SELECT mth.MainTableID
    , mth.someval
    , Operation = CASE mth.op 
        WHEN 1 THEN 'INSERT'
        WHEN 2 THEN 'DELETE'
        WHEN 3 THEN 'UPDATE TO'
        WHEN 4 THEN 'UPDATE FROM'
      END
FROM dbo.MainTable_Holding mth;

The results:

╔═════════════╦════════════╦═════════════╗
║ MainTableID ║  someval   ║  Operation  ║
╠═════════════╬════════════╬═════════════╣
║           1 ║ XXXXXXXXXX ║ INSERT      ║
║           2 ║ VVVVVVVVVV ║ INSERT      ║
║           3 ║ NNNNNNNNNN ║ INSERT      ║
║           4 ║ CCCCCCCCCC ║ INSERT      ║
║           5 ║ RRRRRRRRRR ║ INSERT      ║
║           6 ║ GGGGGGGGGG ║ INSERT      ║
║           7 ║ CCCCCCCCCC ║ INSERT      ║
║           8 ║ HHHHHHHHHH ║ INSERT      ║
║           9 ║ VVVVVVVVVV ║ INSERT      ║
║          10 ║ KKKKKKKKKK ║ INSERT      ║
║           5 ║ RRRRRRRRRR ║ DELETE      ║
║           4 ║ CCCCCCCCCC ║ DELETE      ║
║           3 ║ NNNNNNNNNN ║ DELETE      ║
║           2 ║ VVVVVVVVVV ║ DELETE      ║
║           1 ║ XXXXXXXXXX ║ DELETE      ║
║           6 ║ GGGGGGGGGG ║ UPDATE FROM ║
║           6 ║ XXXXX      ║ UPDATE TO   ║
╚═════════════╩════════════╩═════════════╝

The MIS job would simply read all rows from dbo.MainTable_Holding, performing the appropriate insert, update, or delete.
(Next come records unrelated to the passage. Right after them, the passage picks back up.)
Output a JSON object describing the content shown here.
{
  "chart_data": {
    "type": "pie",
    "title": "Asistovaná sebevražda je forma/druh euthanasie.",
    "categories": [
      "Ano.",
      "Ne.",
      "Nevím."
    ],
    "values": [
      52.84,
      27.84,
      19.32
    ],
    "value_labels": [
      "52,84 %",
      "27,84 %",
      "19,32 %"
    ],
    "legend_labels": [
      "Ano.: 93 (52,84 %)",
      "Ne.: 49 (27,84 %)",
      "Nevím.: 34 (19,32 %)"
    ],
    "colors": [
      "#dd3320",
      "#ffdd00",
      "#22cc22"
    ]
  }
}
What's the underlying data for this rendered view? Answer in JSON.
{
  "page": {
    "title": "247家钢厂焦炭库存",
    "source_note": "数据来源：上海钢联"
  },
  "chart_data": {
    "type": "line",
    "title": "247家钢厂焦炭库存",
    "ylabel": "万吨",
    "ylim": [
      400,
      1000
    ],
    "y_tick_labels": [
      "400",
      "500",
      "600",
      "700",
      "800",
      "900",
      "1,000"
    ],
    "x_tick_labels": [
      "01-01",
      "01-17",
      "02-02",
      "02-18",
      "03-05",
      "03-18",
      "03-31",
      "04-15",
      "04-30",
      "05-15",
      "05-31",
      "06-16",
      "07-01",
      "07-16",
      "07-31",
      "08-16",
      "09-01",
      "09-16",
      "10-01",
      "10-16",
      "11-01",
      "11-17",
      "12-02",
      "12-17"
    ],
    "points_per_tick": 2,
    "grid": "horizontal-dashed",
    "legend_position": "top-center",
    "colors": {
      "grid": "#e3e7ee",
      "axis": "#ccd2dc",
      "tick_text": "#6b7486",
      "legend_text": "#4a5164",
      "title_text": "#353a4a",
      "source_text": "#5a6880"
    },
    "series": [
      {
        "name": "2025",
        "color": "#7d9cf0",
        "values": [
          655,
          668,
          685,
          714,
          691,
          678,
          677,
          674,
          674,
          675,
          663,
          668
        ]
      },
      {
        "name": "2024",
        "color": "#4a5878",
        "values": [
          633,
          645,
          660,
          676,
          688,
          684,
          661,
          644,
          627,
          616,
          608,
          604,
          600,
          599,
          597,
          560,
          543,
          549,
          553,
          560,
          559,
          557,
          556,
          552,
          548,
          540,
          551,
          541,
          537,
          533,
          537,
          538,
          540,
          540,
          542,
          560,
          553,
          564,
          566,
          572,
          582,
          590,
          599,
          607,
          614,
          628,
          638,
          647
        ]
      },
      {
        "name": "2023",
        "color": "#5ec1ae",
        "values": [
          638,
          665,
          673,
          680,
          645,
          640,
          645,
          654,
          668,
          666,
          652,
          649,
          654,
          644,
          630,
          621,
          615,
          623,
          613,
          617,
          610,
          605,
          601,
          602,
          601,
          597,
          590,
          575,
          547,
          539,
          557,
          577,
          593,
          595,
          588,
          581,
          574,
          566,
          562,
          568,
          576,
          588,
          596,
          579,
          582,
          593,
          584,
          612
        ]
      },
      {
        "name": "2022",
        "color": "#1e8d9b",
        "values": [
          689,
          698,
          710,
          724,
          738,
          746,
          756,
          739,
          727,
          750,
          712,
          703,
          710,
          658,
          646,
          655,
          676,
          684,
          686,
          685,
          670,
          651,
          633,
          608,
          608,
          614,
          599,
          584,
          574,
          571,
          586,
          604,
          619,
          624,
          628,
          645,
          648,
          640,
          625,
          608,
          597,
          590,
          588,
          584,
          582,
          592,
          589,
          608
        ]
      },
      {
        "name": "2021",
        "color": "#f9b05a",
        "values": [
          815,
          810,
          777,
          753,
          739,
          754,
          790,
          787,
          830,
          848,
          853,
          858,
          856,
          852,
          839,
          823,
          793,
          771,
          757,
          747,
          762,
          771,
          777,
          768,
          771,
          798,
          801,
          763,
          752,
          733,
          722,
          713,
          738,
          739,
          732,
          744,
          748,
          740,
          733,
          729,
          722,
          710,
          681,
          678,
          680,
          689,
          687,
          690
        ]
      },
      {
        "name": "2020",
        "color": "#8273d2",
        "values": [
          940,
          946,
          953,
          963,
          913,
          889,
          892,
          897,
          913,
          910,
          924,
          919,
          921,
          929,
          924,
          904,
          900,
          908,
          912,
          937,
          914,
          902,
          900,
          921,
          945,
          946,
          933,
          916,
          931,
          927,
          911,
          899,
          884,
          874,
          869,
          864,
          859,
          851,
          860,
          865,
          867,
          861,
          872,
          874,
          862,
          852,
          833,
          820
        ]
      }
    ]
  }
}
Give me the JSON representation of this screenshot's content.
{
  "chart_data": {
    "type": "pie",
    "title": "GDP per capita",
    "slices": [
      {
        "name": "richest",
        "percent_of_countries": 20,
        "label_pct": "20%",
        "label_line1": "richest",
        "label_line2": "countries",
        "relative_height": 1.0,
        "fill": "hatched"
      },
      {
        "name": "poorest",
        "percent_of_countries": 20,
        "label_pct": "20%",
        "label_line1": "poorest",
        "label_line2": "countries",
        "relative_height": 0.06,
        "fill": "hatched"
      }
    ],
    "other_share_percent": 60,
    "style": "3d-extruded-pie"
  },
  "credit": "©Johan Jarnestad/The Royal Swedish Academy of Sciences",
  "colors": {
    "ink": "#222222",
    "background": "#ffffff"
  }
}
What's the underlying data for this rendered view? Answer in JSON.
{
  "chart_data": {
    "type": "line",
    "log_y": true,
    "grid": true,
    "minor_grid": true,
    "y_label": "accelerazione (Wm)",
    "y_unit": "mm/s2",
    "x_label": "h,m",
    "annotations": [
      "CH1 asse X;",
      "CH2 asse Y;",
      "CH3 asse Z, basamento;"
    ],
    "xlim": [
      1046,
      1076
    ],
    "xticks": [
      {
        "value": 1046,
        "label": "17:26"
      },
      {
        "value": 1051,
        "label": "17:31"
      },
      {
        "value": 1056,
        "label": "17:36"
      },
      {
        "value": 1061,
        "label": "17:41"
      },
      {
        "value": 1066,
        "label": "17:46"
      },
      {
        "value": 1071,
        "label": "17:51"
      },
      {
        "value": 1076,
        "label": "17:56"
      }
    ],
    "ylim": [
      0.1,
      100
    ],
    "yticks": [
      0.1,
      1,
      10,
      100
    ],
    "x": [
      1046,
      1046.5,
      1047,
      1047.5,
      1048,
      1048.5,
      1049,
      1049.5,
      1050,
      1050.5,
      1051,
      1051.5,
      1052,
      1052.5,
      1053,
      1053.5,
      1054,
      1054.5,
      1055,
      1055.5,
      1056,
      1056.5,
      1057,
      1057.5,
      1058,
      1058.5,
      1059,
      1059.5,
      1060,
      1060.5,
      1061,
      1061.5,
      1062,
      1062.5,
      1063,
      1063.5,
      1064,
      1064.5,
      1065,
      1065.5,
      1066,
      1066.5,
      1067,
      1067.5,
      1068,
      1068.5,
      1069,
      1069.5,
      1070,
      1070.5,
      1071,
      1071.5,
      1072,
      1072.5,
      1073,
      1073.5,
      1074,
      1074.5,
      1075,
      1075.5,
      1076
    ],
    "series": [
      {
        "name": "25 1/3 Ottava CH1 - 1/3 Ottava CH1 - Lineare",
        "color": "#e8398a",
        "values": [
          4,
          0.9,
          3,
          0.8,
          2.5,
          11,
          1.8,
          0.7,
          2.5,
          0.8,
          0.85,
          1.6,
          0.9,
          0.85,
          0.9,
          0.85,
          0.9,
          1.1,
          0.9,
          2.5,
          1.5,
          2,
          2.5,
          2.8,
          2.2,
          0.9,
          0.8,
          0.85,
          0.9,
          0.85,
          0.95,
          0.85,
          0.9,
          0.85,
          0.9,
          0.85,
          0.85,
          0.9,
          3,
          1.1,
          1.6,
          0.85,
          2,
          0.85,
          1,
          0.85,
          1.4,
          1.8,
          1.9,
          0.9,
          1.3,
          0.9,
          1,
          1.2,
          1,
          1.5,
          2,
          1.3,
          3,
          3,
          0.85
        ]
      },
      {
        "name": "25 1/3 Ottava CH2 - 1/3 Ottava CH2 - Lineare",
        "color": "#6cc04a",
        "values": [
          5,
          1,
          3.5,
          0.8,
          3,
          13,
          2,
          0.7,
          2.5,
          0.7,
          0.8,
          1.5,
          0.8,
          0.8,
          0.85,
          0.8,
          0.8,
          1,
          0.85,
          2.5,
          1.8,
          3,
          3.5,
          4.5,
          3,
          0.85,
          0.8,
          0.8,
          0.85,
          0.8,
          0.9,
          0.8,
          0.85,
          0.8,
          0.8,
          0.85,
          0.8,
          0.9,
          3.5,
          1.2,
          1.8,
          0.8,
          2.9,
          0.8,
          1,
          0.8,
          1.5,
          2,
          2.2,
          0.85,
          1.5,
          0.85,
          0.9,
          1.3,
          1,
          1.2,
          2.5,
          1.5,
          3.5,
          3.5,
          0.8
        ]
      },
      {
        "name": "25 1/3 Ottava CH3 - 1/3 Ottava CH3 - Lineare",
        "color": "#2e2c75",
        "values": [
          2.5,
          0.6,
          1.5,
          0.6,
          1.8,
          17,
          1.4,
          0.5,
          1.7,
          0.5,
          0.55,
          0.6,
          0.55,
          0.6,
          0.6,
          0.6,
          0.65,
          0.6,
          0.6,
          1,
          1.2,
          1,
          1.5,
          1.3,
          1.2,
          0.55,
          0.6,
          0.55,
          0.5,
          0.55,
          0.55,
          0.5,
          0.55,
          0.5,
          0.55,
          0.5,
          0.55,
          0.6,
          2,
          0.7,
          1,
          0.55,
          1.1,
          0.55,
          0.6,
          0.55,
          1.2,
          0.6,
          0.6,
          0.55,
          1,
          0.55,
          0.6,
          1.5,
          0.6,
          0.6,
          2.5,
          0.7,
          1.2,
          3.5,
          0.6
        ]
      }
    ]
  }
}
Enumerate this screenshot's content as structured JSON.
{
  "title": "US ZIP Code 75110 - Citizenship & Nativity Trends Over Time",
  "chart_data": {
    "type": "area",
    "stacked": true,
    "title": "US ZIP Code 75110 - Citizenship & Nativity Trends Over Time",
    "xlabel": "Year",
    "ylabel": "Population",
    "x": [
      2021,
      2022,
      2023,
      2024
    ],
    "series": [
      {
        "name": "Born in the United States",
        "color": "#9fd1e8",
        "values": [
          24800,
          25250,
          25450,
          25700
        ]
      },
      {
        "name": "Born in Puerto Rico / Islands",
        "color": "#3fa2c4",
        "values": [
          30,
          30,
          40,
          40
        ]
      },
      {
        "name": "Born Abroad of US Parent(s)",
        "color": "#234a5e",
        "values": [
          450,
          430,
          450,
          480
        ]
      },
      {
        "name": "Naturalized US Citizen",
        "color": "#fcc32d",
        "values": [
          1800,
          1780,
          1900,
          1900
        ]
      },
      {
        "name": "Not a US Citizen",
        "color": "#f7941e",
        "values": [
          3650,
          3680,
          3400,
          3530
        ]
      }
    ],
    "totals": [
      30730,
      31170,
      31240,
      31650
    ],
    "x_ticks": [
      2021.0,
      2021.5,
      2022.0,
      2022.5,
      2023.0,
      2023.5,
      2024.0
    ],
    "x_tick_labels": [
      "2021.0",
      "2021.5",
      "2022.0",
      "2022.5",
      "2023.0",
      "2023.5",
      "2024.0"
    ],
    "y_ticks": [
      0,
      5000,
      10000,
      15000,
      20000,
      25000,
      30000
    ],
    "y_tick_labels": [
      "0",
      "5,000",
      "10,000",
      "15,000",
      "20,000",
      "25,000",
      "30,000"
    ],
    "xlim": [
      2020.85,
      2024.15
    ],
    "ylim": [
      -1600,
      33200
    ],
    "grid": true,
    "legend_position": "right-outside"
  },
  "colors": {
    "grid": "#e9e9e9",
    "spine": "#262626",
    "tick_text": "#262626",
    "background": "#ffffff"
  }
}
Rows that have been inserted into the MIS database could be removed from the holding table, limiting the amount of space required by it.

Another possible solution would be to use SQL Server's queue mechanism, Service Broker. Service Broker could be setup to send messages into the MIS Server; each message would be an insert/update/delete operation from one of the affected source tables. Service Broker on the MIS Server would then pickup those messages, processing them asynchronously.